Validity criteria fulfilled:
not specified
Conclusions:
No toxicity or growth effects on organs were seen in the study with 90 days exposure up to 100 mg/kg bw DP/d. No NOEL was derived by the authors but based on reported information, the highest dose applied in this study can be seen as No-Observed-Adverse-Effect-Level, as no sign of toxicity were seen. Only accumulation was seen but was not dose-dependent (increase from 1 mg/kg bw/d dose group to 10 mg/kg bw/d dose group but decrease to 100 mg/kg bw/d dose group again). As no recovery period was applied, it is unclear whether DP was really accumulated or whether tissue concentrations in muscle liver and serum was only an effect of exposure. Enzyme activity was altered but not dose dependent and the meaning of this remained unclear.

Description of key information

No signs of toxicity were seen up to a dose of 100 mg/kg bw/d, delivered to quails for 90 days of exposure. No NOEL/NOAEL was derived by the authors.

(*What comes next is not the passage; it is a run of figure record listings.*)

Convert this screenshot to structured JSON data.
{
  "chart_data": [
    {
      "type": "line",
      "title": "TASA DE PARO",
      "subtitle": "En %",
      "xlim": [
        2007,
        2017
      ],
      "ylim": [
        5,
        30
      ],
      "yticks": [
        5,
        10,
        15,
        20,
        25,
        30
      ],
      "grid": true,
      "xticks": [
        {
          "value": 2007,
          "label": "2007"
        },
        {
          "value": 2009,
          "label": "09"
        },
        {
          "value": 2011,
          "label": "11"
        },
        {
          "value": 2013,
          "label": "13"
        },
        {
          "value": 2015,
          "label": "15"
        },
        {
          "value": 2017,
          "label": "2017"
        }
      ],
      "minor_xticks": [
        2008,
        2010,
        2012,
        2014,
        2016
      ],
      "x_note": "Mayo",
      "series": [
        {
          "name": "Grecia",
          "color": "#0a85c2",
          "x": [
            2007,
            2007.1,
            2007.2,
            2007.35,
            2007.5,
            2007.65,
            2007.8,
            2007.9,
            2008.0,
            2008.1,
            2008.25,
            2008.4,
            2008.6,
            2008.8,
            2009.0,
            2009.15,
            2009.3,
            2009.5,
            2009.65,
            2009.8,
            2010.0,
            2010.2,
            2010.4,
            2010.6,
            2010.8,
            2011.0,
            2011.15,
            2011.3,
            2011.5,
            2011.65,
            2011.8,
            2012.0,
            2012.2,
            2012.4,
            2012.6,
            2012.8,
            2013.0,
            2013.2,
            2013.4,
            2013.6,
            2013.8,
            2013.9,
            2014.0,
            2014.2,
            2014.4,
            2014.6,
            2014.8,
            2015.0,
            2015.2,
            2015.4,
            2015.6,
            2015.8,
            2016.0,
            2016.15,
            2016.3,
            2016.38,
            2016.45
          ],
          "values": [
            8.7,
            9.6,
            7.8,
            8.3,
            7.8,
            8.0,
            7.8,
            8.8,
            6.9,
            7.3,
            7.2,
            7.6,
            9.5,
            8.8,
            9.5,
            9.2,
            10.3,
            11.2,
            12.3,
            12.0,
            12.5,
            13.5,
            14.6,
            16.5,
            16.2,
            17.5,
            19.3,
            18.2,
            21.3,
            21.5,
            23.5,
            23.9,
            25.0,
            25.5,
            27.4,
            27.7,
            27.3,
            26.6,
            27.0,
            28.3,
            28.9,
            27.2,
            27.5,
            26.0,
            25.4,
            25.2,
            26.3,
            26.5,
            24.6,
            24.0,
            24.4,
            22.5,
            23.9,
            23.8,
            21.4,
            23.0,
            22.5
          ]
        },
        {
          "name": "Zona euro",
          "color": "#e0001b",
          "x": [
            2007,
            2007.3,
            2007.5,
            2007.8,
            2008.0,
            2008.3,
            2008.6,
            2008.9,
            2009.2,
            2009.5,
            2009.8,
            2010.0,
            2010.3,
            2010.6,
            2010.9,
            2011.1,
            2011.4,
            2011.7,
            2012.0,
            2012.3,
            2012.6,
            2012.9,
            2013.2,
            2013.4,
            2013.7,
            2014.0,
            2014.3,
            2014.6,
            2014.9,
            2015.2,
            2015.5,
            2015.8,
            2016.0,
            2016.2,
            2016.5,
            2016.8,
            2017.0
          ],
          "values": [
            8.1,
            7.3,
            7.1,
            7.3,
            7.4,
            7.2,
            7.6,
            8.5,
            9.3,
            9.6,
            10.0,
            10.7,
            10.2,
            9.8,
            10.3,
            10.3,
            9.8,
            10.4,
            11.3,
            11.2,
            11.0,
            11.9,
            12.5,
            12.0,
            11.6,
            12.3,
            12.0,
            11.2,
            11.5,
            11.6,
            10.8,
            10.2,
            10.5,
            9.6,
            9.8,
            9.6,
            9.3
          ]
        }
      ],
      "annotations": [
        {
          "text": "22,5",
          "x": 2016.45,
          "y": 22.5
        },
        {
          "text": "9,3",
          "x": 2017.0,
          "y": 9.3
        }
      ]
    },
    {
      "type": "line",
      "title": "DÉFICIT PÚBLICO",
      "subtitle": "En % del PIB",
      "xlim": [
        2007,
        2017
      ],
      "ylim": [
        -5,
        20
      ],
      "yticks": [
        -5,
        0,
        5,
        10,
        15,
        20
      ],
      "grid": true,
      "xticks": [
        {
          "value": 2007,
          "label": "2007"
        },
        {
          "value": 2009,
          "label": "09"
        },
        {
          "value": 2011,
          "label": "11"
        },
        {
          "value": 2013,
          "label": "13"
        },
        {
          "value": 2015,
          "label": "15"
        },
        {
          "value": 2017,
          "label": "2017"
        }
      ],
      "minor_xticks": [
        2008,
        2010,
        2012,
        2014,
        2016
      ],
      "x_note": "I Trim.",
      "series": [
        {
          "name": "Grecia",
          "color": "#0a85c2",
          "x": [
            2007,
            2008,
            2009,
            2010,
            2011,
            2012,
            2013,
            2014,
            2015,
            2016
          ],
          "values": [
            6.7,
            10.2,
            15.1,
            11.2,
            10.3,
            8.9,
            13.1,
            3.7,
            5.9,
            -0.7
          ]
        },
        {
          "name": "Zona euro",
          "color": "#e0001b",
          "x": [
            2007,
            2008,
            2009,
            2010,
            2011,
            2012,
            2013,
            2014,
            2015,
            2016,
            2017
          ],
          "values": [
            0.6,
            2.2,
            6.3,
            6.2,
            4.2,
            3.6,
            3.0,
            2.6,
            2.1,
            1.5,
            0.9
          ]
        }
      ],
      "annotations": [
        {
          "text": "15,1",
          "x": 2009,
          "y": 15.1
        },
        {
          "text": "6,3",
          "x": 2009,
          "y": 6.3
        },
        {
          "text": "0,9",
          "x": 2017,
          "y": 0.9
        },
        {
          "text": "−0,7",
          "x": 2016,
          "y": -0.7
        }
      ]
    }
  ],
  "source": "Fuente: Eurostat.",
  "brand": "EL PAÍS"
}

Key value for chemical safety assessment

Additional information

In a subchronic toxicity studies with birds (quails) no toxicity or growth effects on organs were seen following 90 days exposure up to 100 mg/kg bw DP/d via gavage. No NOEL was derived by the authors but based on reported information, the highest dose applied in this study can be seen as No-Observed-Adverse-Effect-Level, as no sign of toxicity were seen. Only accumulation was seen but was not dose-dependent (increase from 1 mg/kg bw/d dose group to 10 mg/kg bw/d dose group but decrease to 100 mg/kg bw/d dose group again). As no recovery period was applied, it is unclear whether DP was really accumulated or whether tissue concentrations in muscle liver and serum was only an effect of exposure. Enzyme activity was altered but not dose dependent and the meaning of this remained unclear. In summary, no toxic effects to quails were seen despite the high exposure (100 mg/kg bw/d). However, as the study was not following guidelines and only mortality, body weight and liver weight were assessed, besides liver enzyme activity and some other parameters, the study is considered to be of limited validity. Although mainly accumulation of DP was in focus of the study, the results were not dose dependent and thus of no use for bioaccumulation assessment.